I am a new QIIME2 user and have recently started working with my data on a ComputeCanada server (HPC), which makes use of a slurm job scheduler. To submit jobs to the cluster, users have to specify the amount of time, number of CPUs, and the amount of RAM (amongst other possible specifications) their job requires before cluster resources are allocated to the job. The server is running
QIIME2-2019.10 in a
I've reviewed the forum and have seen that 16GB of RAM is likely sufficient for QIIME2 jobs. That said, I am lost as to how much time I should request to allow my jobs to run. I have seen many users asking about DADA2 run times, which have been helpful (there seems to be wide amounts of variability in time needed depending on particular circumstances). Now, I am wondering now about jobs like OTU clustering or tree building (see below commands as examples).
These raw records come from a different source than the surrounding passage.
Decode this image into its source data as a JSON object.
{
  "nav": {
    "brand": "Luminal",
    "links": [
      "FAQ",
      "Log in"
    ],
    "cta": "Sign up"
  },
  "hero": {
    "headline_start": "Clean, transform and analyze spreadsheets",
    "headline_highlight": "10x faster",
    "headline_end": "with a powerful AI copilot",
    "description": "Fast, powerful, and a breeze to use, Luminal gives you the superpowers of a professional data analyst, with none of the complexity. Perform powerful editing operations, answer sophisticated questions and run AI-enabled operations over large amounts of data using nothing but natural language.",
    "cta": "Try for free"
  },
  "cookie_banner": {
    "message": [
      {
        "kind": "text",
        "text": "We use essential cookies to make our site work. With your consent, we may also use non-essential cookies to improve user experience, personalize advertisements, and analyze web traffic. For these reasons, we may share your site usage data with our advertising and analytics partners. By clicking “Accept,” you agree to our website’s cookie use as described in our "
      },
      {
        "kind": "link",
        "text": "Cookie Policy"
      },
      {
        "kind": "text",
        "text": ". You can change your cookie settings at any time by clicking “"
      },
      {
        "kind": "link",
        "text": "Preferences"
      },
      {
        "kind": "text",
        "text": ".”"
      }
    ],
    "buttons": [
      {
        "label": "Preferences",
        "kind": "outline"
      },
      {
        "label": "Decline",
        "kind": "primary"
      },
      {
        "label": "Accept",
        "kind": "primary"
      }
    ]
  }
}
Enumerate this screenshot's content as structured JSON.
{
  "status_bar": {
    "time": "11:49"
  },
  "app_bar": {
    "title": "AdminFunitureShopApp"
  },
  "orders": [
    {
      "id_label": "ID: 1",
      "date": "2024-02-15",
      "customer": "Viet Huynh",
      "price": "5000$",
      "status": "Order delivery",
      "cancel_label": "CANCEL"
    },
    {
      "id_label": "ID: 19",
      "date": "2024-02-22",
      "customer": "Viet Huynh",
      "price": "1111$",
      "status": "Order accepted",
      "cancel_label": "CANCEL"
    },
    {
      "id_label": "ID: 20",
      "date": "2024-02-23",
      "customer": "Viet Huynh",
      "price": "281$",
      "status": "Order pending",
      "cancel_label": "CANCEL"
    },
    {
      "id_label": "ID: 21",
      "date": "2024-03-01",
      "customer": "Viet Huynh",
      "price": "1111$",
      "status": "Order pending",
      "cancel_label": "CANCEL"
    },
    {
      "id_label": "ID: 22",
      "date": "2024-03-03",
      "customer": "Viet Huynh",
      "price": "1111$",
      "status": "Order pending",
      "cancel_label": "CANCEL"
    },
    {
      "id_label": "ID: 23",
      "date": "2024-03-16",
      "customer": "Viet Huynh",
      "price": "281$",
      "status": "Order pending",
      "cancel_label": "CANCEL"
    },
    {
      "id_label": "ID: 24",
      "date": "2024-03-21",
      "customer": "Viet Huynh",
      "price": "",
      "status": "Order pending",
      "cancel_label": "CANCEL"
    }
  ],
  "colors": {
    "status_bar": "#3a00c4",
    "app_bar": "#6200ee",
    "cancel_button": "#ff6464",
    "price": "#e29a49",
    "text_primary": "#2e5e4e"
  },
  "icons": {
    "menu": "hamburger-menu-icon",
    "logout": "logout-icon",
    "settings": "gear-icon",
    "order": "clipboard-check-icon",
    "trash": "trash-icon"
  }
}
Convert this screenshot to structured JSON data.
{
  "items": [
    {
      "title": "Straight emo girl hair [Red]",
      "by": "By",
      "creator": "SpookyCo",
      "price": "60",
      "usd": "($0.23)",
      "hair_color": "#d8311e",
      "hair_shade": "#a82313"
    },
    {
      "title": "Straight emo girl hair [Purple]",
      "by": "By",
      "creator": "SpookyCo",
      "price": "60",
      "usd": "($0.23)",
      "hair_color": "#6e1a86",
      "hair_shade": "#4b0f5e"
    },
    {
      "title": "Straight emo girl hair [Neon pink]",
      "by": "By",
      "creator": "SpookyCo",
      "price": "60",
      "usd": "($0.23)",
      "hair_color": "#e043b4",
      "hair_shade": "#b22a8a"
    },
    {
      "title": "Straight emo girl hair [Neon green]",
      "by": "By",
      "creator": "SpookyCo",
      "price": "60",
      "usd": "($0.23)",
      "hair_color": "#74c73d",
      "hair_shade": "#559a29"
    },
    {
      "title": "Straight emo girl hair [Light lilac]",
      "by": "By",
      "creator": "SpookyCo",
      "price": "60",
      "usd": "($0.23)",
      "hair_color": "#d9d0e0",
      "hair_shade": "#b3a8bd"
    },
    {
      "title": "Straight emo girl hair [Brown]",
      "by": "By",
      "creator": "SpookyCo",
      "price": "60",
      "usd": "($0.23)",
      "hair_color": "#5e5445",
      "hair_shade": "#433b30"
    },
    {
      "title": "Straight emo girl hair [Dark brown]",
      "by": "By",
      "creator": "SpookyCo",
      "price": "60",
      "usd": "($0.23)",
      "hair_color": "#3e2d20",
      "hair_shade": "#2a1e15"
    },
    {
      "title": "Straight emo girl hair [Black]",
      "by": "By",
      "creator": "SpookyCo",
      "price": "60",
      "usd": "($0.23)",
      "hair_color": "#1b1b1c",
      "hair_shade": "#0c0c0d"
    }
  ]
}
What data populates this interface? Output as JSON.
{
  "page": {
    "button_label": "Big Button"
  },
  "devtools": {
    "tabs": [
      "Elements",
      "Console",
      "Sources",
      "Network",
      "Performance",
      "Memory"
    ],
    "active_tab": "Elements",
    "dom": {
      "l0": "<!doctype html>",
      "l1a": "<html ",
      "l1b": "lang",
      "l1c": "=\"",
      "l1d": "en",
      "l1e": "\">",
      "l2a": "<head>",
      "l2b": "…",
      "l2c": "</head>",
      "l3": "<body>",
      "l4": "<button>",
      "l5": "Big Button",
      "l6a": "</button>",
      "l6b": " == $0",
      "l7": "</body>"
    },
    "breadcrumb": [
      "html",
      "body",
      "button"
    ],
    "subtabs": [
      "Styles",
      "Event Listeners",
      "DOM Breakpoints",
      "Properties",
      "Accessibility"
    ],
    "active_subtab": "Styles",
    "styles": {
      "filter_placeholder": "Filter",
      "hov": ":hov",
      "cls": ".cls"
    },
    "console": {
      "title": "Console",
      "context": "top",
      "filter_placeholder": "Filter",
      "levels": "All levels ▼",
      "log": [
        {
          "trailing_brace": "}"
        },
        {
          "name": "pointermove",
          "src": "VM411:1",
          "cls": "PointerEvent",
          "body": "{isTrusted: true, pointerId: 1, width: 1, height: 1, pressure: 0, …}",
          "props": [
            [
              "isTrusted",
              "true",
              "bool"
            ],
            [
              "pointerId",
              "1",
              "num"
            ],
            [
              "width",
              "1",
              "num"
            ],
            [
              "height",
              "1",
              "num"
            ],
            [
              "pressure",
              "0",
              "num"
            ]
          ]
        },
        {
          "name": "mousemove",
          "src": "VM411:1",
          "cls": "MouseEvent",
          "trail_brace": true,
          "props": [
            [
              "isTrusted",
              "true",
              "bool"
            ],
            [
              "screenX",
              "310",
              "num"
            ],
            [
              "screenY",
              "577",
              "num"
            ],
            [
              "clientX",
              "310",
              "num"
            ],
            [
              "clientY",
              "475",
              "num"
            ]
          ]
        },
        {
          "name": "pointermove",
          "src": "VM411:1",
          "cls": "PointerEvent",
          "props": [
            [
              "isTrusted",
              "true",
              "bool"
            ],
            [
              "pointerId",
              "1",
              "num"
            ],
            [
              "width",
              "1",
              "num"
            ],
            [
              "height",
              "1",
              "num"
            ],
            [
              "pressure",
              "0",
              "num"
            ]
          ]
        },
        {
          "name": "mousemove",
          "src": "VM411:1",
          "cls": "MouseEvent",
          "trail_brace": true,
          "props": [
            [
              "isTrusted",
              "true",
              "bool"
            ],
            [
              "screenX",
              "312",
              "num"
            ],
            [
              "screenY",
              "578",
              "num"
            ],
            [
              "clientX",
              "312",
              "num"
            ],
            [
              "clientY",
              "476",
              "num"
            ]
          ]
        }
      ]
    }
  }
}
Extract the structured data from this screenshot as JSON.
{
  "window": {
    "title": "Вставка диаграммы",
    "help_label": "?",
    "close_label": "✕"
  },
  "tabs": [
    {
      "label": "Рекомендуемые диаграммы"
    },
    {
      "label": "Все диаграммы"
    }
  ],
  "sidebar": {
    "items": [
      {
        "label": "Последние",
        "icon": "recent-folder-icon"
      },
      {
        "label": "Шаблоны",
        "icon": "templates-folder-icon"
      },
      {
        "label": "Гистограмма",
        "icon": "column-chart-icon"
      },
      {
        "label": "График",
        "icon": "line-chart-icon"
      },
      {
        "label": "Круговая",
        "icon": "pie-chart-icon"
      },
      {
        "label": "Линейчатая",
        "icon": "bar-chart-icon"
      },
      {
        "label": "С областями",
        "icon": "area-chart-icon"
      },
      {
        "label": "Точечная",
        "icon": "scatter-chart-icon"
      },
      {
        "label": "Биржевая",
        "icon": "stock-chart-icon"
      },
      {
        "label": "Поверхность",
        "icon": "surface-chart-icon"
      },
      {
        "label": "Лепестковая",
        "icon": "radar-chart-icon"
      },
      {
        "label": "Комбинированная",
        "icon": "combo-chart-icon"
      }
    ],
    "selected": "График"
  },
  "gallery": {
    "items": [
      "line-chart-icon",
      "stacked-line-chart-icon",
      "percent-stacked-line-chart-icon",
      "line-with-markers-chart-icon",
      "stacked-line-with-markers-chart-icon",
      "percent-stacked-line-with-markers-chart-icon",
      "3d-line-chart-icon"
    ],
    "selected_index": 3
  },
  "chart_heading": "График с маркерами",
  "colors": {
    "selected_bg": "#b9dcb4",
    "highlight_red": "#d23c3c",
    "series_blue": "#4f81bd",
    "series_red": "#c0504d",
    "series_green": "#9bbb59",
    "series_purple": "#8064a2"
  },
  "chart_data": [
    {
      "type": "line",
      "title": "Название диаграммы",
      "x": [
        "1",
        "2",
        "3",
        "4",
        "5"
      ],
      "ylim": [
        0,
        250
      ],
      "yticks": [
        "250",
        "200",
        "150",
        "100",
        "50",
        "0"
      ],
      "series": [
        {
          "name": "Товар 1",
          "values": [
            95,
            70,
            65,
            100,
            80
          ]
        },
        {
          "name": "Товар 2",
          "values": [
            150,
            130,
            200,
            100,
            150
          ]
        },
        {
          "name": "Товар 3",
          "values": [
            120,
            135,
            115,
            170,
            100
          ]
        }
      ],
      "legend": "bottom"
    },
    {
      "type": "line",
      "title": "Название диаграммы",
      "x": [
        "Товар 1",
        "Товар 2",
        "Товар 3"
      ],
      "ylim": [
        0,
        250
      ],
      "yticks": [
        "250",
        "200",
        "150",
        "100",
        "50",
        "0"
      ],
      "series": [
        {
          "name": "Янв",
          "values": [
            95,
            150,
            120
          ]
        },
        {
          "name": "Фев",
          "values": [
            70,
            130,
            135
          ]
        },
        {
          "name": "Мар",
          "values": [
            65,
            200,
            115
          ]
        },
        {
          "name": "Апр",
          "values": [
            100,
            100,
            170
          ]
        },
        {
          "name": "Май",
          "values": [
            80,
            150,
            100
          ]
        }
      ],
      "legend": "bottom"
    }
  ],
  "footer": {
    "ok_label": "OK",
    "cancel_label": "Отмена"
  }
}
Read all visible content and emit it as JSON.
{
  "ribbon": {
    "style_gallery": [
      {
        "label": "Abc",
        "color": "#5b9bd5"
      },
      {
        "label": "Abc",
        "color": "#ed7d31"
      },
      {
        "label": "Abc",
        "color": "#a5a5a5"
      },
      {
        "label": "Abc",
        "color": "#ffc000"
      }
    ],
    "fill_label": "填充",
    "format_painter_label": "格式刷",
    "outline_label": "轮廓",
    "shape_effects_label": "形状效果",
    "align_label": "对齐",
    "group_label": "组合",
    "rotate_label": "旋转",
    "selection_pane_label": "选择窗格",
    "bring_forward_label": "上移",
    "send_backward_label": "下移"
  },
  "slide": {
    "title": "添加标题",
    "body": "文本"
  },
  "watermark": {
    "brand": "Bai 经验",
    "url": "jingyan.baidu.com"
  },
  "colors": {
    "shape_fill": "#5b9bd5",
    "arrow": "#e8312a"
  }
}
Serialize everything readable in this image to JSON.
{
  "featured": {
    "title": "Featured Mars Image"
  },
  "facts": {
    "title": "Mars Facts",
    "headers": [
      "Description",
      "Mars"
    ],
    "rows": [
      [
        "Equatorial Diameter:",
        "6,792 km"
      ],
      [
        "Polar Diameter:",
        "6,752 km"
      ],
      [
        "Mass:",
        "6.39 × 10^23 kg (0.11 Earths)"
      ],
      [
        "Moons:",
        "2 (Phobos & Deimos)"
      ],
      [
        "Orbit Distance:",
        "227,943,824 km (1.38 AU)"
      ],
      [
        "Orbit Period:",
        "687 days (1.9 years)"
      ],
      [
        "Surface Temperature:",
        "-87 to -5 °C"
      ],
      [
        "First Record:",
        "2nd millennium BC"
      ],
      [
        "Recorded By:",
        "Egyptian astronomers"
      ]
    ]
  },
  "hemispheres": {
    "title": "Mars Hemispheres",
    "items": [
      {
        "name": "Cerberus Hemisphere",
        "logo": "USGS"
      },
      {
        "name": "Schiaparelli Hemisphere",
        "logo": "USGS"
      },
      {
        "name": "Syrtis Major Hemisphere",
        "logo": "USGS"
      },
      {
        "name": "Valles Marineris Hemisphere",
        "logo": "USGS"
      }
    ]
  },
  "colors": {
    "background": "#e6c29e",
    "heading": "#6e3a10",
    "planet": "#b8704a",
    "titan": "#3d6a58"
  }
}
qiime vsearch cluster-features-de-novo \ --i-table table.qza \ --i-sequences rep-seqs.qza \ --p-perc-identity 0.99 \ --p-threads 250 \ --o-clustered-table OTU-table-dn-99.qza \ --o-clustered-sequences OTU-rep-seqs-dn-99.qza
qiime alignment mafft
qiime alignment mask
qiime phylogeny fasttree
qiime phylogeny midpoint-root
There are just under 10 million sequences in my sequence file. The size of the QIIME artifact files are as follows:
340M rep-seqs.qza 690M seqs.qza 1.3M tabulated-metadata.qzv 122M table.qza
I am worried that I will arbitrarily select an amount of time (say 24 hours) and then have to rerun the job because I didn't give it enough time. The scheduler suggests from a little bit of additional time just it case it takes longer than expected, but I am lost as to what the expected time might be. Thank you for any help you may have!